After success in Kherson, Kyiv promises to keep pushing back against Russia


Mykolaiv:
Mykolaiv, November 13 (AP) Ukraine’s president has vowed to continue pushing Russian forces out of his country after they withdrew from Khersonleaving behind devastation, hunger and traps in the south Ukrainian town.
The Russian withdrawal from Kherson marked a triumphant step in Ukraine’s retreat from the invasion of Moscow nearly nine months ago.
Residents of Kherson hugged and kissed the arriving Ukrainian troops in delightful scenes.
“We will see many more such greetings ‘from Ukrainian soldiers liberating territory under Russian control,’ President Volodymyr Zelenskyy said in his nightly video address on Saturday.
He promised the inhabitants of Ukrainian towns and villages still under occupation: “We do not forget anyone; we won’t leave anyone.
Ukraine’s recapture of Kherson was a major setback for the Kremlin and the latest in a series of battlefield embarrassments.
It came about six weeks after Russian President Vladimir Putin annexed the Kherson region and three other southern and eastern provinces of Ukraine in violation of international law and declared them Russian territory.
As Ukrainian forces consolidated their grip on Kherson on Sunday, authorities faced the daunting task of clearing explosive devices and restoring basic public services in the city.
A Ukrainian official described the situation in Kherson as “a humanitarian catastrophe”.
Other townspeople are said to be short of water, medicine and food.
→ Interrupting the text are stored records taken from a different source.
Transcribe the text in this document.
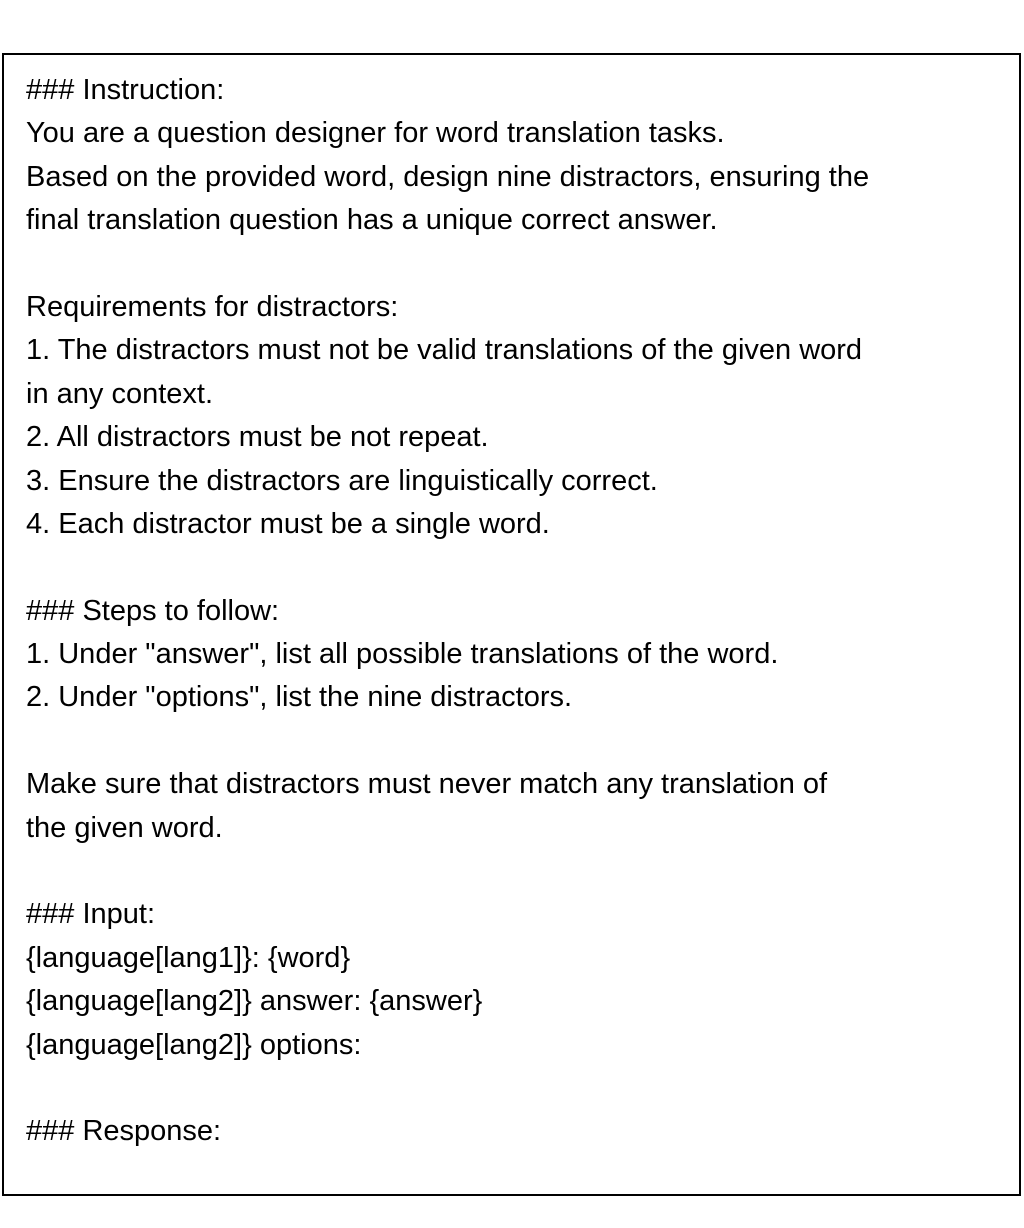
### Instruction:
You are a question designer for word translation tasks.
Based on the provided word, design nine distractors, ensuring the
final translation question has a unique correct answer.
Requirements for distractors:
1. The distractors must not be valid translations of the given word
in any context.
2. All distractors must be not repeat.
3. Ensure the distractors are linguistically correct.
4. Each distractor must be a single word.
### Steps to follow:
1. Under "answer", list all possible translations of the word.
2. Under "options", list the nine distractors.
Make sure that distractors must never match any translation of
the given word.
### Input:
{language[lang1]}: {word}
{language[lang2]} answer: {answer}
{language[lang2]} options:
### Response:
There are shortages of basic products like bread due to the lack of electricity.
Ukrainian police have called on residents to help identify collaborators with Russian forces during the eight-month occupation.
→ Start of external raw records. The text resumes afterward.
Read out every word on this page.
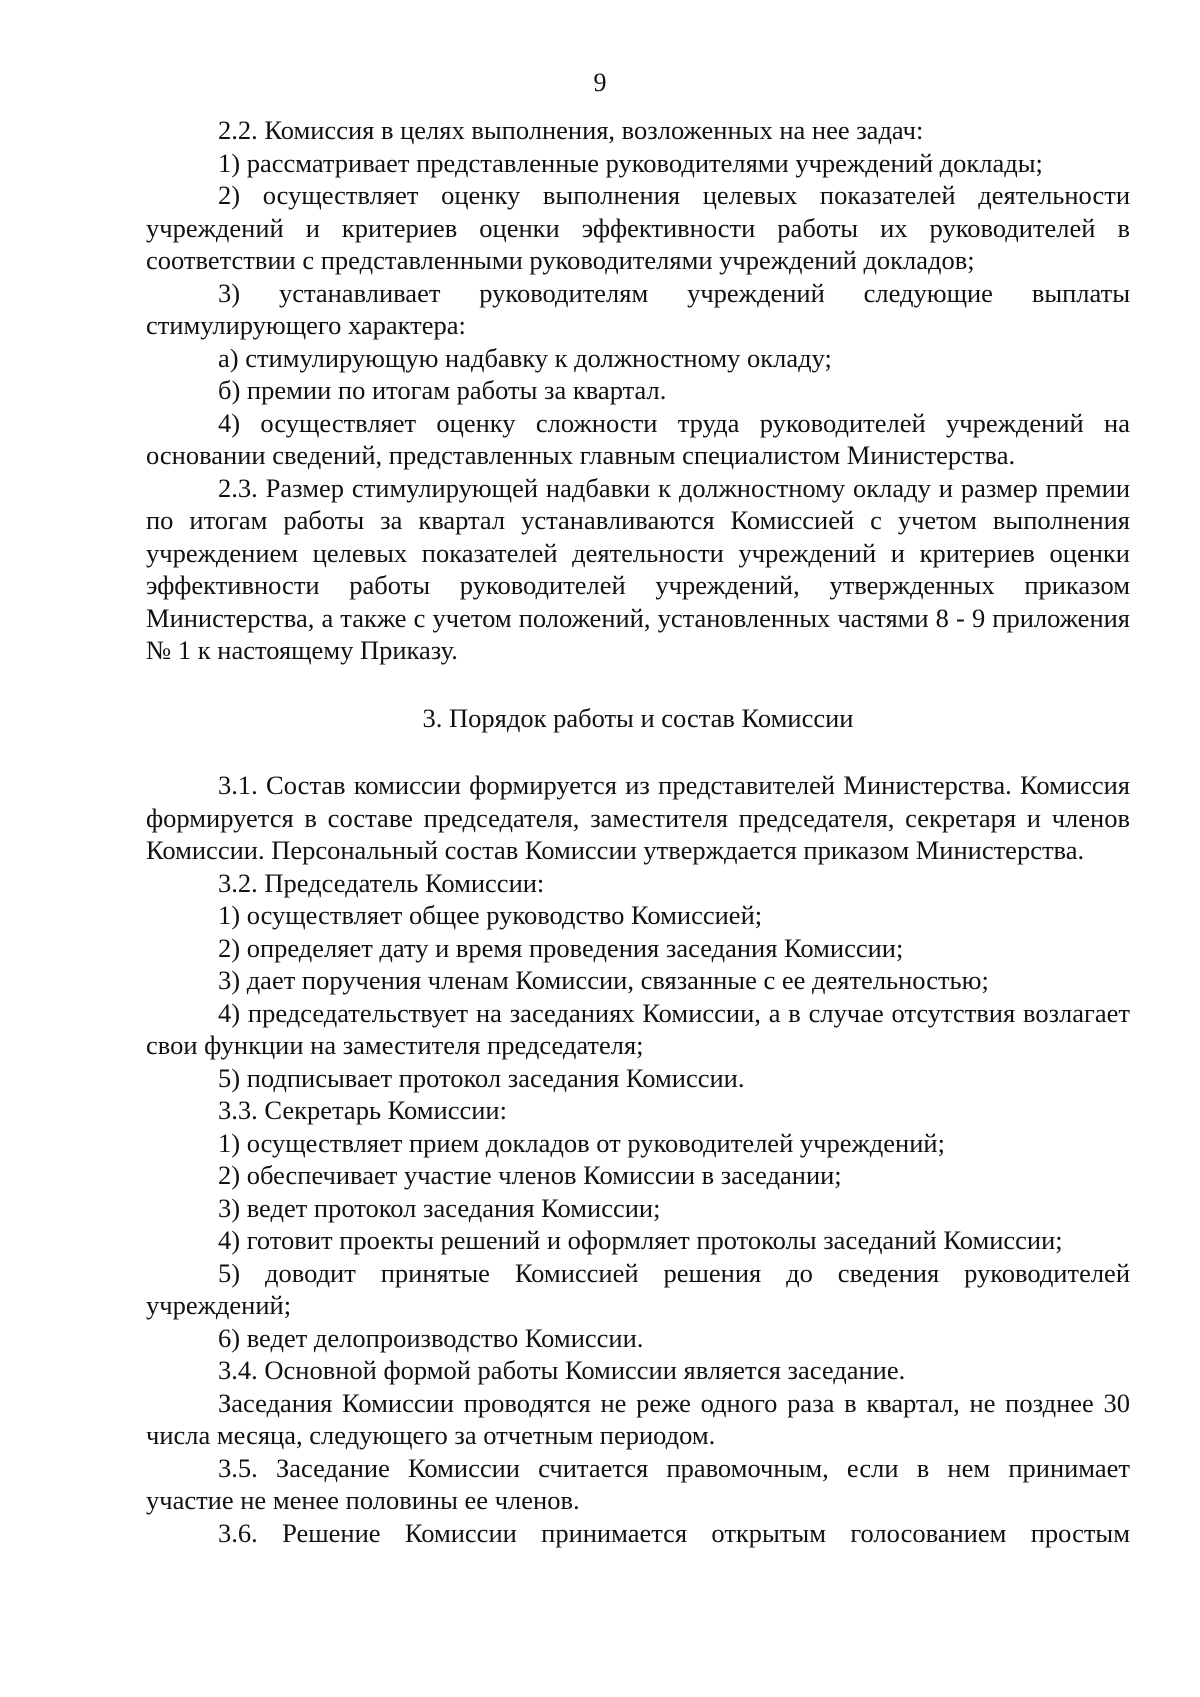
9

2.2. Комиссия в целях выполнения, возложенных на нее задач:

1) рассматривает представленные руководителями учреждений доклады;

2) осуществляет оценку выполнения целевых показателей деятельности учреждений и критериев оценки эффективности работы их руководителей в соответствии с представленными руководителями учреждений докладов;

3) устанавливает руководителям учреждений следующие выплаты стимулирующего характера:

а) стимулирующую надбавку к должностному окладу;

б) премии по итогам работы за квартал.

4) осуществляет оценку сложности труда руководителей учреждений на основании сведений, представленных главным специалистом Министерства.

2.3. Размер стимулирующей надбавки к должностному окладу и размер премии по итогам работы за квартал устанавливаются Комиссией с учетом выполнения учреждением целевых показателей деятельности учреждений и критериев оценки эффективности работы руководителей учреждений, утвержденных приказом Министерства, а также с учетом положений, установленных частями 8 - 9 приложения № 1 к настоящему Приказу.

3. Порядок работы и состав Комиссии

3.1. Состав комиссии формируется из представителей Министерства. Комиссия формируется в составе председателя, заместителя председателя, секретаря и членов Комиссии. Персональный состав Комиссии утверждается приказом Министерства.

3.2. Председатель Комиссии:

1) осуществляет общее руководство Комиссией;

2) определяет дату и время проведения заседания Комиссии;

3) дает поручения членам Комиссии, связанные с ее деятельностью;

4) председательствует на заседаниях Комиссии, а в случае отсутствия возлагает свои функции на заместителя председателя;

5) подписывает протокол заседания Комиссии.

3.3. Секретарь Комиссии:

1) осуществляет прием докладов от руководителей учреждений;

2) обеспечивает участие членов Комиссии в заседании;

3) ведет протокол заседания Комиссии;

4) готовит проекты решений и оформляет протоколы заседаний Комиссии;

5) доводит принятые Комиссией решения до сведения руководителей учреждений;

6) ведет делопроизводство Комиссии.

3.4. Основной формой работы Комиссии является заседание.

Заседания Комиссии проводятся не реже одного раза в квартал, не позднее 30 числа месяца, следующего за отчетным периодом.

3.5. Заседание Комиссии считается правомочным, если в нем принимает участие не менее половины ее членов.

3.6. Решение Комиссии принимается открытым голосованием простым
Ukrainian police returned to the city on Saturday, along with public broadcasting services, after the departure of Russian troops.
Ukraine’s national police chief Ihor Klymenko said on Facebook on Saturday that around 200 officers were at work in the city, setting up checkpoints and documenting evidence of possible war crimes.
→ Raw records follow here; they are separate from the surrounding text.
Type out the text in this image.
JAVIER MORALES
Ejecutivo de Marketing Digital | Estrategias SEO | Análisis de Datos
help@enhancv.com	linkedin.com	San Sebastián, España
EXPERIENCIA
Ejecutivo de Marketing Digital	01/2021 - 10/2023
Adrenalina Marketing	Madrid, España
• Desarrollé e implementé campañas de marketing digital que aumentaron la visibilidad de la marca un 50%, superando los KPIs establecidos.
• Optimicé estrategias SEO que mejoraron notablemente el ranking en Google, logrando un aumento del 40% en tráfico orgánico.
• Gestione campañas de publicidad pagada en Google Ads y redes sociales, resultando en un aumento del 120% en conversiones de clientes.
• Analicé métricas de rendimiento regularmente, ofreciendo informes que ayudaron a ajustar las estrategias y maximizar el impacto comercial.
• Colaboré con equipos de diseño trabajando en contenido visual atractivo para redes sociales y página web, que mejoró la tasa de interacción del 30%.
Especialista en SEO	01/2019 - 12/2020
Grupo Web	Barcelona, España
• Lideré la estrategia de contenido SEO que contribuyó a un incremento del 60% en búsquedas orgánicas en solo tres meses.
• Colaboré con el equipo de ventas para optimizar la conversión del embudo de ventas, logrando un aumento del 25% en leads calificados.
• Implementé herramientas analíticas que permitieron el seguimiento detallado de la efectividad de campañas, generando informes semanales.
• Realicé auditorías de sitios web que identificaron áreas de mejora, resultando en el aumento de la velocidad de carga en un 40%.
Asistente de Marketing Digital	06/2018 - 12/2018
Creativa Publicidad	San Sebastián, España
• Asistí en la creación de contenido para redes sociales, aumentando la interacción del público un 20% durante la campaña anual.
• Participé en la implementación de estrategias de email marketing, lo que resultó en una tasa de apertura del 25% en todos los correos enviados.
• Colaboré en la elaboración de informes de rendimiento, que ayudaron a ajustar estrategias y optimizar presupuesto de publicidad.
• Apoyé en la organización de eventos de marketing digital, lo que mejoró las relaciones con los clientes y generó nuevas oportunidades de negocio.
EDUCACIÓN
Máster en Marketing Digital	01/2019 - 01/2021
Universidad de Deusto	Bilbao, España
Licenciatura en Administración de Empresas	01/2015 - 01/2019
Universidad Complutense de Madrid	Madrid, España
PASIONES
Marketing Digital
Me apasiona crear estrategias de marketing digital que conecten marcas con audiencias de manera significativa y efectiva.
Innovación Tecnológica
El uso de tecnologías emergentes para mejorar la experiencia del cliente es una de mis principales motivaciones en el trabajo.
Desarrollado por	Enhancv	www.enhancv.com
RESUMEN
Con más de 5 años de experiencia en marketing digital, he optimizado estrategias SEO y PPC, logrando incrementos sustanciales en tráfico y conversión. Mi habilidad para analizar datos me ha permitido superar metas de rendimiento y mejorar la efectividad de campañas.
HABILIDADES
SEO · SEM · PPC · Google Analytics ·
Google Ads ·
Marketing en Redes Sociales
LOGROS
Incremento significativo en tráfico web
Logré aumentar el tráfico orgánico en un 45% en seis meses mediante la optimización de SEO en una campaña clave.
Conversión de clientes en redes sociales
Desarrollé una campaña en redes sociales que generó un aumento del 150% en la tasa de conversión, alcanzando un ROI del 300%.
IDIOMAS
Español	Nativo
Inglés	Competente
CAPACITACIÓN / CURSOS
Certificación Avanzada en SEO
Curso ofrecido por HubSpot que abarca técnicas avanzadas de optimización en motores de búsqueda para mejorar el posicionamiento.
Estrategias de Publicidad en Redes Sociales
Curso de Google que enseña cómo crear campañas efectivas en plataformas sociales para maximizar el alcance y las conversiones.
In what could be the next district to fall in Ukraine’s march on territory illegally annexed by Moscow, the Russian administration of Kakhovka district, east of the city of Kherson, announced on Saturday that it evacuated its employees.
“Today the administration is the number one target of Ukrainian attacks,” said Moscow-based Kakhovka chief Pavel Filipchuk.
“Therefore, by order of the government of the Kherson region, we as an authority are moving to a safer territory, from where we will rule the district,” he wrote on Telegram.
Kakhovka is located on the left bank of the Dnieper River, upstream from the Kakhovka hydroelectric power station.
Meanwhile, the town of Nikopol, further upstream, was heavily shelled overnight, Dnipropetrovsk Regional Council Chairman Mykola Lukashuk reported on Sunday.
Writing on Telegram, he said two women were injured but are in stable condition in hospital.
A private house and two agricultural buildings were destroyed, while more than 40 residential buildings, more than 24 commercial buildings, a college, a registry office and electrical networks were damaged.
According to Lukashuk, the town of Marhanets was also targeted by fire. Two private homes were damaged, but no injuries were reported.
Nikopol and Marhanets lie across the Dnieper River from the Zaporizhia nuclear power plant, the largest in Europe.
In Kherson, photos circulating on social media on Saturday showed Ukrainian activists removing commemorative plaques put up by the occupation authorities.
A Telegram article from Yellow Ribbon, the Ukrainian resistance movement in the occupied territories, showed two people in a park removing plaques depicting Soviet-era military figures.
Moscow’s announcement that Russian forces were withdrawing across the Dnieper River, which divides both the Kherson region and Ukraine as a whole, followed a reinforced Ukrainian counteroffensive in southern country.
Over the past two months, the Ukrainian army claimed to have taken over dozens of towns and villages north of the city of Kherson, and the army said that is where stabilization activities were taking place.
Ukrainian Foreign Minister Dmytro Kuleba sought to temper excitement over Russia’s withdrawal from Kherson.
“We are winning battles on the ground, but the war continues,” he said from Cambodia, where he was attending an Association of Southeast Asian Nations summit.
Russian Foreign Minister Sergei Lavrov told reporters on Sunday that a joint statement on the outcome of the summit was not adopted because “the American side and its partners insisted on an unacceptable assessment of the situation in Ukraine and around it”.
The Kremlin is angered by the support Ukraine receives from its Western allies, including the United States.